Л. В. Тенгоборский (1793-1857)-автор книги "О производительных силах России" (1854-1858).)
При этом он утверждал, что правительство наше не должно допускать слишком интимного сближения русской молодежи с польскою. Были случаи, впоследствии напоминавшие мне это правило Гуровского.
После диарреи (Поноса) слов, продолжавшейся несколько часов сряду, мы разошлись, и первое, что мне и Крылову пришло в голову,- что с Гуровским нам надо быть осторожным. Одно только нас озадачивало: как поляк Гуровский, замешанный в революционной пропаганде, мог сделаться нашим русским пресмыкающимся? Впоследствии это объяснилось: Гуровский имел родственницу, чуть ли не сестру, замужем за шталмейстером Фридрихсом, очень приближенную к государыне императрице Александре Федоровне и очень ею любимую.
Ревель, вместо или под видом ссылки, послужил Гуровскому местом службы, да еще какой - основанной на обширной доверенности к верноподданническим чувствам и патриотизму служащего. Гуровский [...] позволял себе иногда зазнаваться.

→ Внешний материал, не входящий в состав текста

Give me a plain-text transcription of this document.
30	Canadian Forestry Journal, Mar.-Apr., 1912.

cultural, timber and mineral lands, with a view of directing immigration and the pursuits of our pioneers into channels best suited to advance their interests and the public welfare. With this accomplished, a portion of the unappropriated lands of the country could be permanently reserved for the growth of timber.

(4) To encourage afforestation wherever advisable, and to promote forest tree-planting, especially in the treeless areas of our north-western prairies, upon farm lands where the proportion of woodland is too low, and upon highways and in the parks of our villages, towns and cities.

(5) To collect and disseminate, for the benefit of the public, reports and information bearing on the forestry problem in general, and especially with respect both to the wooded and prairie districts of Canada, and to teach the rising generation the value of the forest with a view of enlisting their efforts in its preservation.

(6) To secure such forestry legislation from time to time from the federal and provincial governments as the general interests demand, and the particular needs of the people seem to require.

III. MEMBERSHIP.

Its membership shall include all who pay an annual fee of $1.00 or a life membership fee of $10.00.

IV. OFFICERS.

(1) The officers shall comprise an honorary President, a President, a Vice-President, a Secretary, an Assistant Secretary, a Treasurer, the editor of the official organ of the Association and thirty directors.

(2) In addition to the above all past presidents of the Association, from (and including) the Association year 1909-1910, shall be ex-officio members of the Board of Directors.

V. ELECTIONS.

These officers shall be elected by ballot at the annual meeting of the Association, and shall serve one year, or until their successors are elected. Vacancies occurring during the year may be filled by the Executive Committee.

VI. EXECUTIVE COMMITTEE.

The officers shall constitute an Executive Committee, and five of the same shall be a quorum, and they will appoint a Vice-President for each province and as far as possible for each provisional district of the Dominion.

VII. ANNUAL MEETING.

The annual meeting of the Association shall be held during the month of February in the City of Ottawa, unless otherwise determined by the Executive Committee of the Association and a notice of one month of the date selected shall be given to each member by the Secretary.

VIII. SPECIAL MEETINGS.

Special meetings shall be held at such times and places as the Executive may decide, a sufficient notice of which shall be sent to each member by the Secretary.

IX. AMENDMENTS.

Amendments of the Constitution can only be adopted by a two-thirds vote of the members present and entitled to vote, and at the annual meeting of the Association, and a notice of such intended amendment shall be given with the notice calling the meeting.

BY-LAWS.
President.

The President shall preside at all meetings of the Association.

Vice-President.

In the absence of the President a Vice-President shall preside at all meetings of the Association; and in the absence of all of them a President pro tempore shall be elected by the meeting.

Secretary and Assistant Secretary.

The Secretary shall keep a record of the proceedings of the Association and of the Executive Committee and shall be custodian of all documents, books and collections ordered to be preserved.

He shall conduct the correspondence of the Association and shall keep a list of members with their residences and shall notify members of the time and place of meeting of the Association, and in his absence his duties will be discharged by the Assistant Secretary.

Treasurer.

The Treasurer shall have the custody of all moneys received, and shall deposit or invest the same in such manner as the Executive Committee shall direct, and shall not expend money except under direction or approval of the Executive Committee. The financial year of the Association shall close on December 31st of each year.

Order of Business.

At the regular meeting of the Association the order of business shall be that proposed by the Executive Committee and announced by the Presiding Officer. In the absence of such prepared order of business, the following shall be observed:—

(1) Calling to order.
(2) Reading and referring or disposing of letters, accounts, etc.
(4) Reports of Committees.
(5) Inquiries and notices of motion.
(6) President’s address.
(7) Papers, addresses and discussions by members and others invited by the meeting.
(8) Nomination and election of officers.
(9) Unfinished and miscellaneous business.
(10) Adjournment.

Мне, например, и Крылову он прямо объявил, что писал уже о нас, куда следует, в Петербург и очень рад был найти в нас людей вполне благонадежных.
"Вот шельма-то!- думаю я,- едва только сам с виселицы сорвался, а берет уже на себя смелость быть судьею других, ничем не провинившихся перед правительством".

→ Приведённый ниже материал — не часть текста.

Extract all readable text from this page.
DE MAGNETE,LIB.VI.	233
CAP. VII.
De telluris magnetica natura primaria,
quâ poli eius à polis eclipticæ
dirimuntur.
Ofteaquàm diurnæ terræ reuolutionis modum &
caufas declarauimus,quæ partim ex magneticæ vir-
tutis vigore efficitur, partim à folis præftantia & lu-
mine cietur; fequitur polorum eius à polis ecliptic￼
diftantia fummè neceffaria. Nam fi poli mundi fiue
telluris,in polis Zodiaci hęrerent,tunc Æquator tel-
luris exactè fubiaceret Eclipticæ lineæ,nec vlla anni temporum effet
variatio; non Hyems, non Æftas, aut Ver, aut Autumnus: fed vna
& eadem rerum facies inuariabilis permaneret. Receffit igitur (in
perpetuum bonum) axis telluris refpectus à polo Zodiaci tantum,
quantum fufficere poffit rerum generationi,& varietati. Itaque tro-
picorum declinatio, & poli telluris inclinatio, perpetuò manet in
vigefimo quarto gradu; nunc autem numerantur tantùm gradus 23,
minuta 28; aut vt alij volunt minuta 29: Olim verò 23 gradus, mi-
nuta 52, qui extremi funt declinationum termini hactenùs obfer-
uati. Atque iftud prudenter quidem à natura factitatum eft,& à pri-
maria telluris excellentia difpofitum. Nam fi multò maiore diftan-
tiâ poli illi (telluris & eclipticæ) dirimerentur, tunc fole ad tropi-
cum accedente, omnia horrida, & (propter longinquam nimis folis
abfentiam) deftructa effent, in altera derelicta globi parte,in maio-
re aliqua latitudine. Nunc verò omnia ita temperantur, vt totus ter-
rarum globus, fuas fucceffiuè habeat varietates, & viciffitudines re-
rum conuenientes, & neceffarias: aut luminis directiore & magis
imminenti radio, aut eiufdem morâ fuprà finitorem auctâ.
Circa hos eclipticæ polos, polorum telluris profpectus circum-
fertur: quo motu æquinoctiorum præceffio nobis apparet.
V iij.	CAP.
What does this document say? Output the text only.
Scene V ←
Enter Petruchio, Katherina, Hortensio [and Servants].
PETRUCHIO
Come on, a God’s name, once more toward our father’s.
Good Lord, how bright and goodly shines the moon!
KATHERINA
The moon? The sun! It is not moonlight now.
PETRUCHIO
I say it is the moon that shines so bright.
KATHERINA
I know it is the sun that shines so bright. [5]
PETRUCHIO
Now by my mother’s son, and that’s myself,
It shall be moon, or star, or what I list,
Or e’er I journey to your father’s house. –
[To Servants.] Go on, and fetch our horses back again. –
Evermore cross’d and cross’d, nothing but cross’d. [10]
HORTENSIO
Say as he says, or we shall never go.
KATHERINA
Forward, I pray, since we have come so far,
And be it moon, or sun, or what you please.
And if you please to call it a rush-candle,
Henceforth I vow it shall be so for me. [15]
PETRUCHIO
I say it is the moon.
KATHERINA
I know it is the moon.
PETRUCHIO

И что же? К моему удивлению, Гуровский получил предлинное послание от одного из главных рептилий, в котором, сверх благодарности Гуровскому, заключались еще отеческие наставления разного рода.
Письмо это Гуровский показывал, и не оставалось никакого сомнения у меня, что кривой, никогда не скидающий своих синих очков, польский аристократ-революционер (впоследствии родственник, если не ошибаюсь, испанской королевской фамилии) принадлежал, по воле судеб, к классу пресмыкающихся нашего обширного государства.